Created attachment 22182 [details] flock stress tester mentioned in comment #5 It takes 2 arguments; the number of processes and the number of flocks to do for each process. I.e. ./flock.py 5 10000 will fork 5 processes and each will do 10000 flocks. You must create a file called "flock.test" in the current directory first. The children will print a '.' to stdout when they attempt an exclusive lock.
Created attachment 22183 [details] stack trace mentioned in comment #5 This stack trace has been produced twice. Both times by running the "flock stress tester" python script attached to this bug.

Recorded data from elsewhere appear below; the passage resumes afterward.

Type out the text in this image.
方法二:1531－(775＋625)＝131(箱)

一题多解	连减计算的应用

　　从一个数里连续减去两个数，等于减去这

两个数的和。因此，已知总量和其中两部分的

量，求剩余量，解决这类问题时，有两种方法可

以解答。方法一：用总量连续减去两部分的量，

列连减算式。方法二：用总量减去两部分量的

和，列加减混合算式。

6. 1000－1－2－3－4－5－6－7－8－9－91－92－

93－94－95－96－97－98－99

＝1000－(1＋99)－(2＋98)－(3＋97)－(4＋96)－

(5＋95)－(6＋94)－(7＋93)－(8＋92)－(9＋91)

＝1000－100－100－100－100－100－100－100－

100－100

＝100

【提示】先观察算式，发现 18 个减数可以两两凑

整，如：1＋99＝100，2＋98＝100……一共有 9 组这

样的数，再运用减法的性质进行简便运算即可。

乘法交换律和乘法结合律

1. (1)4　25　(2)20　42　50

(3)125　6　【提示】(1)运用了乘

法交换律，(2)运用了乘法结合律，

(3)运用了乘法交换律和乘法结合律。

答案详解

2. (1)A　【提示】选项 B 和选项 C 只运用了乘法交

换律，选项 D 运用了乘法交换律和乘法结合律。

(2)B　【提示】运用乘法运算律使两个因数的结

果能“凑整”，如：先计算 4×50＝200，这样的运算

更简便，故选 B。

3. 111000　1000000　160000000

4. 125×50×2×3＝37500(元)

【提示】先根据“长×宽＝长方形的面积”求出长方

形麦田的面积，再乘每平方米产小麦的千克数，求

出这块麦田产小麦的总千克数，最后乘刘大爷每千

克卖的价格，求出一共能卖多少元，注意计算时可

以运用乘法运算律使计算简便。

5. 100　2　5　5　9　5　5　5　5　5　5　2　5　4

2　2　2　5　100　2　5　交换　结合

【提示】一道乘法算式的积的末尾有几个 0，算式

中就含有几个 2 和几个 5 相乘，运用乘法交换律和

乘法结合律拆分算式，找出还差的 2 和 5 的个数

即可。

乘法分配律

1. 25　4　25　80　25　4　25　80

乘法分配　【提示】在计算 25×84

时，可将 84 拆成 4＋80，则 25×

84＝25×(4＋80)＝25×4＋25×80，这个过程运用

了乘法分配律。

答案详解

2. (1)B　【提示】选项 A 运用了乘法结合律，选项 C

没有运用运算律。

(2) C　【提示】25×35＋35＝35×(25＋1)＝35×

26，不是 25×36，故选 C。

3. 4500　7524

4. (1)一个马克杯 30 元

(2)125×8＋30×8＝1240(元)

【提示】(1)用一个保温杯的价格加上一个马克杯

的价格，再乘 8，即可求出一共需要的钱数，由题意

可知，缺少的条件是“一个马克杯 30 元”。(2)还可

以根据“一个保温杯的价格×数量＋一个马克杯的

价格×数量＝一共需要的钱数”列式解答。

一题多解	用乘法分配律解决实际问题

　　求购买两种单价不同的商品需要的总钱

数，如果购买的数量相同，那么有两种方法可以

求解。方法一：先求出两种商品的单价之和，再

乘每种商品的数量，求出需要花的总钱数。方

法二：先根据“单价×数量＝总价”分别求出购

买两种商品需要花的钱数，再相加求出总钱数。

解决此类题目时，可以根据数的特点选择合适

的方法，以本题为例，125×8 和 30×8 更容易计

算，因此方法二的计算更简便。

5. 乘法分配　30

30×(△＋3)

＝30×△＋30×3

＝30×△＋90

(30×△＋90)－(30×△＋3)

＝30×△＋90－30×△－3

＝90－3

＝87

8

Created attachment 22194 [details] dlm_mig_lockres_worker+0x574/0xe6f I got this when I killed the node that owned the flock in the lockres (determined using dlm_locks) while other nodes were still trying to flock the same file.

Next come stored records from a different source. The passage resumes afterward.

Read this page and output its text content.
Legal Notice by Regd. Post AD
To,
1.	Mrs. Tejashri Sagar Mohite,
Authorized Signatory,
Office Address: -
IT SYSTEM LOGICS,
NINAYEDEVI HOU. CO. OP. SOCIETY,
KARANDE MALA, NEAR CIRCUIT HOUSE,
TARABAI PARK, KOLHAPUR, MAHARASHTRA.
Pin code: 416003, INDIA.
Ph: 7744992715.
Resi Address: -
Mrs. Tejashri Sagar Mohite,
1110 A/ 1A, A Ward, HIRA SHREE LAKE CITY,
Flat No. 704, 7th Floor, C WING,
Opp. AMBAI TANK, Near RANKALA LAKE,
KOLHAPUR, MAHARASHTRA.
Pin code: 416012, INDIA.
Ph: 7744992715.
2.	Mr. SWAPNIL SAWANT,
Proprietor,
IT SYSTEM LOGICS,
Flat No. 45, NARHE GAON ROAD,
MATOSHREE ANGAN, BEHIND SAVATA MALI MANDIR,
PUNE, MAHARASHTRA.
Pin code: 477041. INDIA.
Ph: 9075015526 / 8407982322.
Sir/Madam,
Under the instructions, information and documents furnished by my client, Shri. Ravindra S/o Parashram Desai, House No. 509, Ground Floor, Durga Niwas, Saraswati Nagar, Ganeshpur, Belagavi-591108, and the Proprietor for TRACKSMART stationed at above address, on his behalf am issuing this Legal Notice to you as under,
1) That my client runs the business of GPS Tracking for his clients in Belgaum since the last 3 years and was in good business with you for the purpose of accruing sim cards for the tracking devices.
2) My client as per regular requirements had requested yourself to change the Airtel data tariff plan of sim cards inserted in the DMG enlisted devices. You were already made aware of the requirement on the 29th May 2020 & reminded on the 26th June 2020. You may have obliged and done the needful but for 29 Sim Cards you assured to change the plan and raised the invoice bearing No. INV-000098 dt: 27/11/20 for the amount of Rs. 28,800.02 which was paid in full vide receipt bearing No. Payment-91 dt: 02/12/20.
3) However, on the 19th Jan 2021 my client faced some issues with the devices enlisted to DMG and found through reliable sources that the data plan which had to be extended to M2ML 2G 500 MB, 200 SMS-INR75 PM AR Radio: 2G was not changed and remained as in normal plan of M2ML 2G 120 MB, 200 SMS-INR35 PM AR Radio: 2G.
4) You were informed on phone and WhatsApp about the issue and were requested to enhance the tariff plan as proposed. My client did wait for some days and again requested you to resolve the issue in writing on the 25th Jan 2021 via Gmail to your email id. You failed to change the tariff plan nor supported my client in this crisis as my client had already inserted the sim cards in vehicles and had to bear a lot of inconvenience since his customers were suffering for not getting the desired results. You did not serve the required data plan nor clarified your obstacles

Created attachment 22195 [details] dlm_clean_master_list+0x3b9/0x400 I killed a node and one of the remaining nodes produced this stack trace. This is a similar location to attachment #1 [details] (3260 v's 3266). The difference being attachment #1 [details] was at a BUG() whereas this was at hlist_for_each(list, bucket) {
Created attachment 22196 [details] BUG kmalloc-16: Redzone overwritten After Pekka's comment in http://bugzilla.kernel.org/show_bug.cgi?id=13631, I turned on slub/slab debugging. It would appear there is some memory corruption going on.

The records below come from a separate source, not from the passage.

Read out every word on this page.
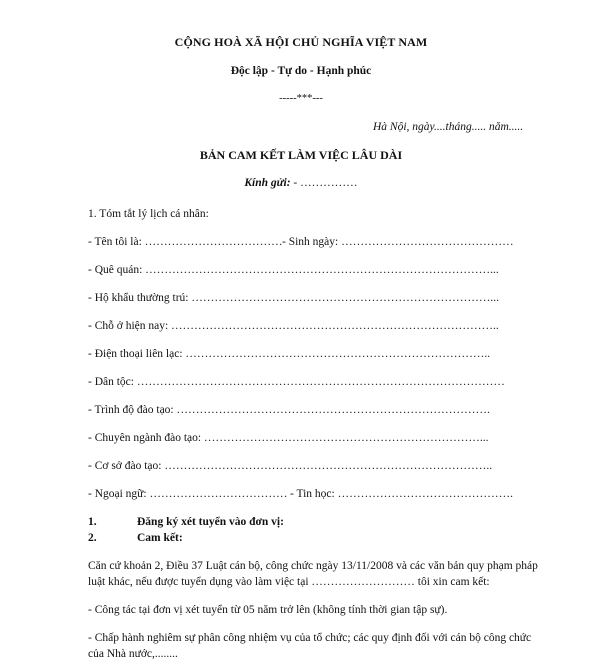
CỘNG HOÀ XÃ HỘI CHỦ NGHĨA VIỆT NAM
Độc lập - Tự do - Hạnh phúc
-----***---
Hà Nội, ngày....tháng..... năm.....
BẢN CAM KẾT LÀM VIỆC LÂU DÀI
Kính gửi: - ……………
1. Tóm tắt lý lịch cá nhân:
- Tên tôi là: ……………………………… - Sinh ngày: ………………………………………
- Quê quán: ………………………………………………………………………………...
- Hộ khẩu thường trú: ……………………………………………………………………...
- Chỗ ở hiện nay: …………………………………………………………………………..
- Điện thoại liên lạc: ……………………………………………………………………..
- Dân tộc: ……………………………………………………………………………………
- Trình độ đào tạo: ……………………………………………………………………….
- Chuyên ngành đào tạo: ………………………………………………………………...
- Cơ sở đào tạo: …………………………………………………………………………..
- Ngoại ngữ: ……………………………… - Tin học: ……………………………………….
1.	Đăng ký xét tuyển vào đơn vị:
2.	Cam kết:
Căn cứ khoản 2, Điều 37 Luật cán bộ, công chức ngày 13/11/2008 và các văn bản quy phạm pháp
luật khác, nếu được tuyển dụng vào làm việc tại ……………………… tôi xin cam kết:
- Công tác tại đơn vị xét tuyển từ 05 năm trở lên (không tính thời gian tập sự).
- Chấp hành nghiêm sự phân công nhiệm vụ của tổ chức; các quy định đối với cán bộ công chức
của Nhà nước,........
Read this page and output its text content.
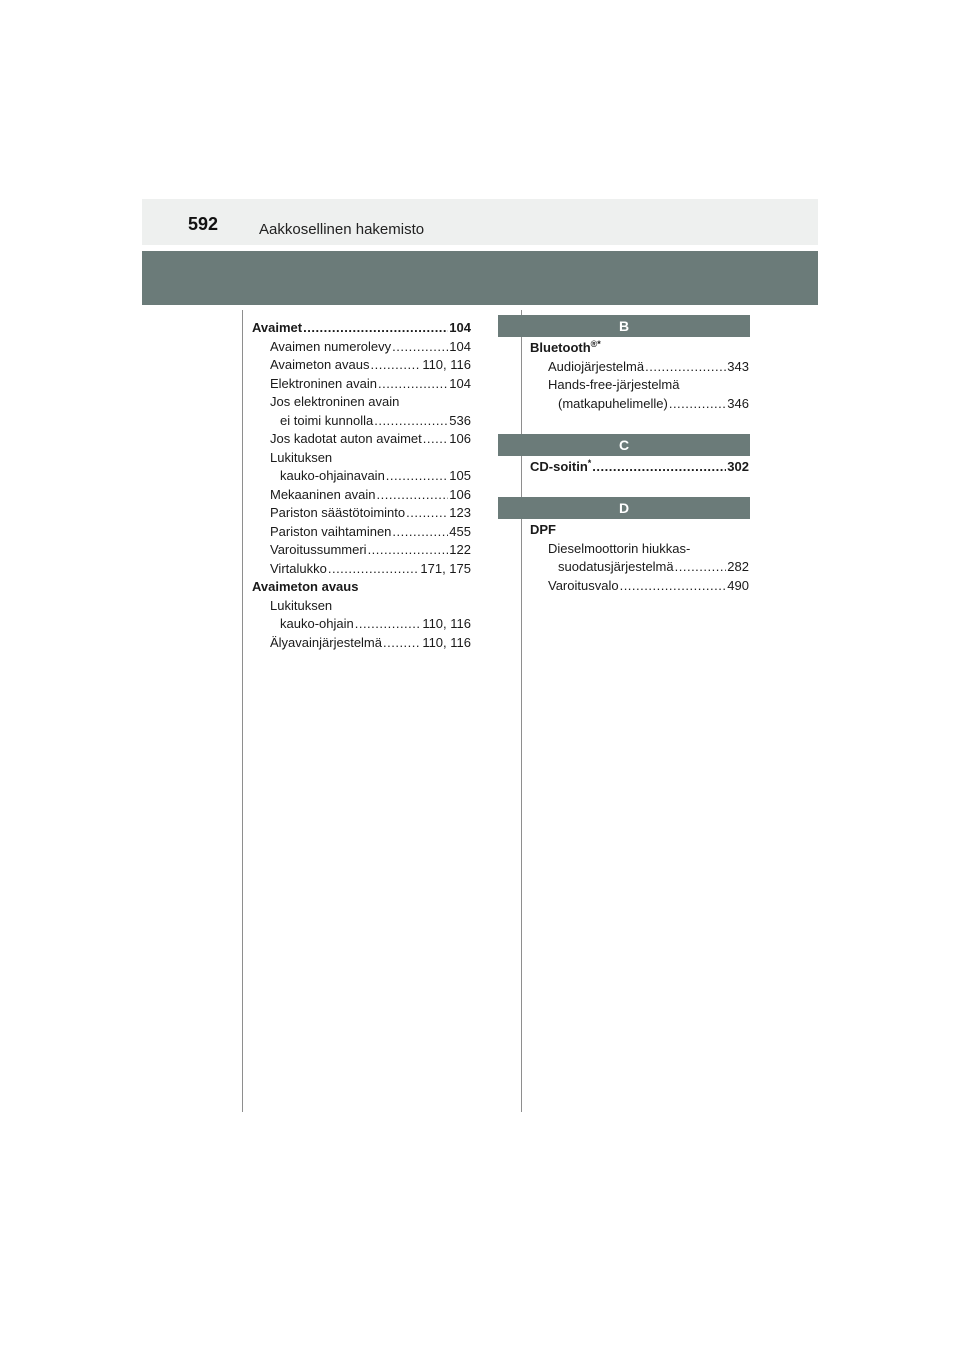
592	Aakkosellinen hakemisto
Avaimet .....	104
Avaimen numerolevy .....	104
Avaimeton avaus .....	110, 116
Elektroninen avain .....	104
Jos elektroninen avain
ei toimi kunnolla .....	536
Jos kadotat auton avaimet ..... 106
Lukituksen
kauko-ohjainavain .....	105
Mekaaninen avain .....	106
Pariston säästötoiminto .....	123
Pariston vaihtaminen .....	455
Varoitussummeri .....	122
Virtalukko .....	171, 175
Avaimeton avaus
Lukituksen
kauko-ohjain .....	110, 116
Älyavainjärjestelmä .....	110, 116
B
Bluetooth®*
Audiojärjestelmä .....	343
Hands-free-järjestelmä
(matkapuhelimelle) .....	346
C
CD-soitin* .....	302
D
DPF
Dieselmoottorin hiukkas-
suodatusjärjestelmä .....	282
Varoitusvalo .....	490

Created attachment 22216 [details] kernel BUG at fs/ocfs2/dlmglue.c:2991 I've been trying to trigger the bug using the flock.py script I wrote but I've let in run for hours without a hitch. What I did notice however is that one time when I did a "killall flock.py", the system locked up. Further testing revealed that the following procedure would on almost all occasions, trigger the attached BUG. 1. Run a script on node A thats an EX lock for 10s before releasing. According to "debugfs.ocfs2 -R dlm_locks", the "F" lock is owned by node A. 2. Start the same script on node B multiple times (I was starting 3) so that they all queue waiting to get the lock. 3. When the 10s comes round from the script on node A, one of the scripts on node B will get the lock, but "debugfs.ocfs2 -R dlm_locks" still shows that node A owns the lock. 4. While the first script on node B still has the lock, (.i.e. there are still 2 scripts waiting on node B to get the lock), run "killall flock-10s.py" 5. Node B will crash with the attached stack trace. Comments: - I've only been able to trigger the BUG when the lock is owned by the opposite node to which I run killall on. - This is a different stack trace to the previous ones, but I'm hoping they are related and that together, they provide some clues as to what is going wrong. It's only a few lines, but I'll attach the flock-10s.py script for your convenience after this. Hopefully you are also able to reproduce.
Created attachment 22217 [details] flock-10s.py - take an flock for 10 seconds Python script to take an flock for 10 seconds before releasing it
Thanks for the investigation. I will look into this when I get some free time.
We're a bit busy, but I'm hoping to get some testing going in the near future. It really seems like something we'll have an easier time debugging when we can reproduce it locally.
I reckon you're probably right. Let me know if you want me to test something.